As you have probably noticed by the title, and the likely jarring background color, this page’s background is controlled by the users.
Not through an obvious interface either, it is controlled by encoding hexadecimal RGB colors into an IPv6 address.
I have a server listening for HTTP requests to port 80 on the IPv6 subnet
2602:fd50:f30:bbbb::/80, where the last 3 hextets encode the RGB color.
For instance a HTTP request to
2602:fd50:f30:bbbb::ff:0:0 would make the background of this page full red.
The page is updated every second to match the new background color.
hammy /data : curl http://\[2602:fd50:f30:bbbb::ca:ca:ca\]:80 Setting to color #cacaca
If the current background is a horrible color, do us all a favour and run
curl http://\[2602:fd50:f30:bbbb::cc:fb:fb\]:80 changing the last 3 hex numbers to be something else good-looking.
Alternatively just go to the following link, http://[2602:fd50:f30:bbbb:0:cc:fb:fb]/.
If it says you can not connect it is because you likely do not have IPv6 support, check that at https://ipv6-test.com/.
This was actually pretty simple to pull off.

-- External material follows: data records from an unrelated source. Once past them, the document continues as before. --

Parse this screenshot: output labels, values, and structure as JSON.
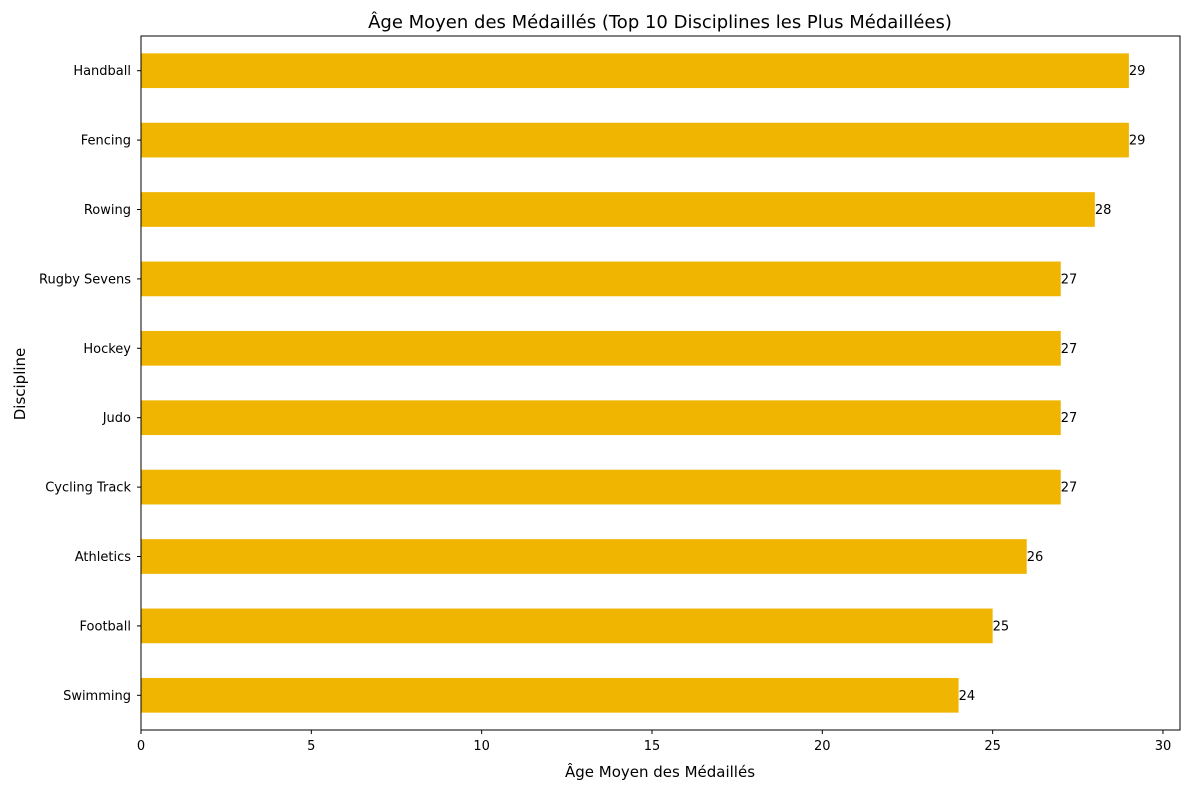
{
  "chart_data": {
    "type": "bar",
    "orientation": "horizontal",
    "title": "Âge Moyen des Médaillés (Top 10 Disciplines les Plus Médaillées)",
    "xlabel": "Âge Moyen des Médaillés",
    "ylabel": "Discipline",
    "categories": [
      "Handball",
      "Fencing",
      "Rowing",
      "Rugby Sevens",
      "Hockey",
      "Judo",
      "Cycling Track",
      "Athletics",
      "Football",
      "Swimming"
    ],
    "values": [
      29,
      29,
      28,
      27,
      27,
      27,
      27,
      26,
      25,
      24
    ],
    "data_labels": [
      "29",
      "29",
      "28",
      "27",
      "27",
      "27",
      "27",
      "26",
      "25",
      "24"
    ],
    "xlim": [
      0,
      30.5
    ],
    "xticks": [
      0,
      5,
      10,
      15,
      20,
      25,
      30
    ],
    "xtick_labels": [
      "0",
      "5",
      "10",
      "15",
      "20",
      "25",
      "30"
    ],
    "grid": false,
    "legend": "none",
    "bar_color": "#f0b500"
  }
}
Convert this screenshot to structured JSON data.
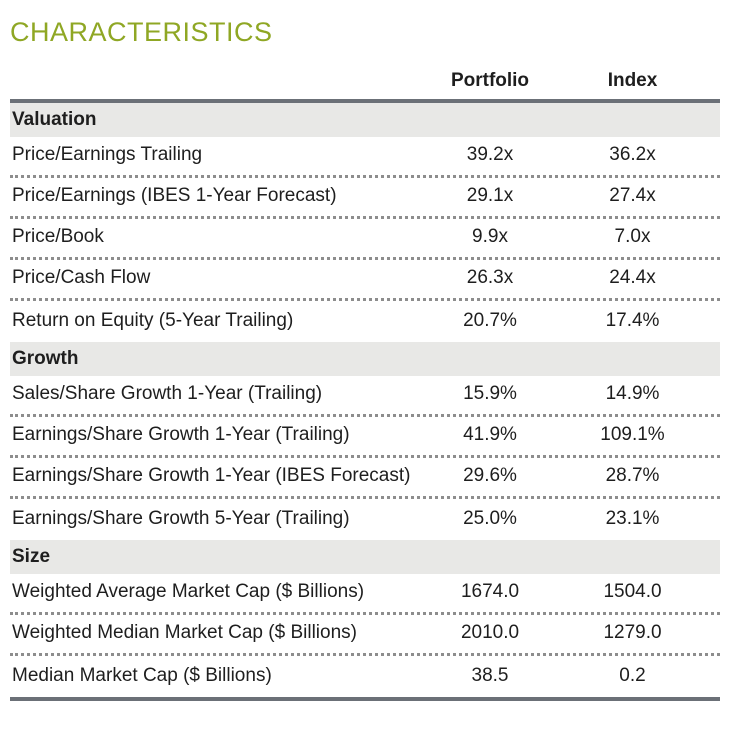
{
  "page": {
    "title": "CHARACTERISTICS"
  },
  "colors": {
    "title_green": "#8FA724",
    "table_border_dark": "#6B7077",
    "section_band_gray": "#E8E8E6",
    "dotted_separator_gray": "#8D8D8D",
    "text": "#1E1E1E"
  },
  "table": {
    "columns": {
      "portfolio": "Portfolio",
      "index": "Index"
    },
    "sections": [
      {
        "name": "Valuation",
        "rows": [
          {
            "label": "Price/Earnings Trailing",
            "portfolio": "39.2x",
            "index": "36.2x"
          },
          {
            "label": "Price/Earnings (IBES 1-Year Forecast)",
            "portfolio": "29.1x",
            "index": "27.4x"
          },
          {
            "label": "Price/Book",
            "portfolio": "9.9x",
            "index": "7.0x"
          },
          {
            "label": "Price/Cash Flow",
            "portfolio": "26.3x",
            "index": "24.4x"
          },
          {
            "label": "Return on Equity (5-Year Trailing)",
            "portfolio": "20.7%",
            "index": "17.4%"
          }
        ]
      },
      {
        "name": "Growth",
        "rows": [
          {
            "label": "Sales/Share Growth 1-Year (Trailing)",
            "portfolio": "15.9%",
            "index": "14.9%"
          },
          {
            "label": "Earnings/Share Growth 1-Year (Trailing)",
            "portfolio": "41.9%",
            "index": "109.1%"
          },
          {
            "label": "Earnings/Share Growth 1-Year (IBES Forecast)",
            "portfolio": "29.6%",
            "index": "28.7%"
          },
          {
            "label": "Earnings/Share Growth 5-Year (Trailing)",
            "portfolio": "25.0%",
            "index": "23.1%"
          }
        ]
      },
      {
        "name": "Size",
        "rows": [
          {
            "label": "Weighted Average Market Cap ($ Billions)",
            "portfolio": "1674.0",
            "index": "1504.0"
          },
          {
            "label": "Weighted Median Market Cap ($ Billions)",
            "portfolio": "2010.0",
            "index": "1279.0"
          },
          {
            "label": "Median Market Cap ($ Billions)",
            "portfolio": "38.5",
            "index": "0.2"
          }
        ]
      }
    ]
  },
  "chart_data": {
    "type": "table",
    "title": "CHARACTERISTICS",
    "columns": [
      "",
      "Portfolio",
      "Index"
    ],
    "rows": [
      [
        "Valuation",
        "",
        ""
      ],
      [
        "Price/Earnings Trailing",
        "39.2x",
        "36.2x"
      ],
      [
        "Price/Earnings (IBES 1-Year Forecast)",
        "29.1x",
        "27.4x"
      ],
      [
        "Price/Book",
        "9.9x",
        "7.0x"
      ],
      [
        "Price/Cash Flow",
        "26.3x",
        "24.4x"
      ],
      [
        "Return on Equity (5-Year Trailing)",
        "20.7%",
        "17.4%"
      ],
      [
        "Growth",
        "",
        ""
      ],
      [
        "Sales/Share Growth 1-Year (Trailing)",
        "15.9%",
        "14.9%"
      ],
      [
        "Earnings/Share Growth 1-Year (Trailing)",
        "41.9%",
        "109.1%"
      ],
      [
        "Earnings/Share Growth 1-Year (IBES Forecast)",
        "29.6%",
        "28.7%"
      ],
      [
        "Earnings/Share Growth 5-Year (Trailing)",
        "25.0%",
        "23.1%"
      ],
      [
        "Size",
        "",
        ""
      ],
      [
        "Weighted Average Market Cap ($ Billions)",
        "1674.0",
        "1504.0"
      ],
      [
        "Weighted Median Market Cap ($ Billions)",
        "2010.0",
        "1279.0"
      ],
      [
        "Median Market Cap ($ Billions)",
        "38.5",
        "0.2"
      ]
    ]
  }
}
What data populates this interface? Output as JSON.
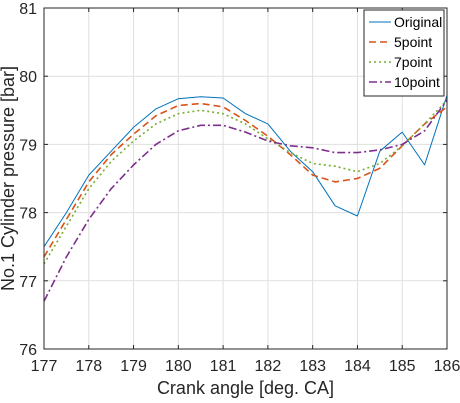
{
  "chart_data": {
    "type": "line",
    "xlabel": "Crank angle [deg. CA]",
    "ylabel": "No.1 Cylinder pressure [bar]",
    "xlim": [
      177,
      186
    ],
    "ylim": [
      76,
      81
    ],
    "xticks": [
      177,
      178,
      179,
      180,
      181,
      182,
      183,
      184,
      185,
      186
    ],
    "yticks": [
      76,
      77,
      78,
      79,
      80,
      81
    ],
    "grid": true,
    "legend_position": "top-right",
    "series": [
      {
        "name": "Original",
        "color": "#0072BD",
        "style": "solid",
        "x": [
          177,
          177.5,
          178,
          178.5,
          179,
          179.5,
          180,
          180.5,
          181,
          181.5,
          182,
          182.5,
          183,
          183.5,
          184,
          184.5,
          185,
          185.5,
          186
        ],
        "y": [
          77.5,
          78.0,
          78.55,
          78.9,
          79.25,
          79.52,
          79.67,
          79.7,
          79.68,
          79.45,
          79.3,
          78.9,
          78.6,
          78.1,
          77.95,
          78.9,
          79.18,
          78.7,
          79.72
        ]
      },
      {
        "name": "5point",
        "color": "#D95319",
        "style": "dashed",
        "x": [
          177,
          177.5,
          178,
          178.5,
          179,
          179.5,
          180,
          180.5,
          181,
          181.5,
          182,
          182.5,
          183,
          183.5,
          184,
          184.5,
          185,
          185.5,
          186
        ],
        "y": [
          77.35,
          77.9,
          78.45,
          78.85,
          79.15,
          79.42,
          79.57,
          79.6,
          79.55,
          79.35,
          79.12,
          78.85,
          78.55,
          78.45,
          78.5,
          78.65,
          78.98,
          79.3,
          79.55
        ]
      },
      {
        "name": "7point",
        "color": "#77AC30",
        "style": "dotted",
        "x": [
          177,
          177.5,
          178,
          178.5,
          179,
          179.5,
          180,
          180.5,
          181,
          181.5,
          182,
          182.5,
          183,
          183.5,
          184,
          184.5,
          185,
          185.5,
          186
        ],
        "y": [
          77.25,
          77.8,
          78.35,
          78.75,
          79.05,
          79.3,
          79.45,
          79.5,
          79.45,
          79.3,
          79.08,
          78.88,
          78.72,
          78.68,
          78.6,
          78.72,
          78.98,
          79.3,
          79.65
        ]
      },
      {
        "name": "10point",
        "color": "#7E2F8E",
        "style": "dashdot",
        "x": [
          177,
          177.5,
          178,
          178.5,
          179,
          179.5,
          180,
          180.5,
          181,
          181.5,
          182,
          182.5,
          183,
          183.5,
          184,
          184.5,
          185,
          185.5,
          186
        ],
        "y": [
          76.7,
          77.35,
          77.9,
          78.35,
          78.7,
          79.0,
          79.2,
          79.28,
          79.28,
          79.18,
          79.05,
          78.98,
          78.95,
          78.88,
          78.88,
          78.92,
          79.0,
          79.2,
          79.65
        ]
      }
    ]
  }
}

I setup an ip6tables rule to route everything to the
2602:fd50:f30:bbbb::/80 subnet to a local port, because listening on the entire /80 would be insane.
ip6tables -t nat -A PREROUTING -d 2602:fd50:f30:bbbb::/80 -i eth0 -p tcp --dport 80 -j REDIRECT --to-ports 6969
Then on that port I have an express app running, this app recieves the request, checks
/proc/net/nf_conntrack to get the IP that this request was originally for and parses out the color from the IP.
The conntrack searching is done by matching the source IP and the source port, I wanted to use the socket’s
SO_ORIGINAL_DST option, but could not figure out a way to access it from NodeJS.
That new color is then written to disk, with this page making a HTTP request for that file every second and updating the background color accordingly.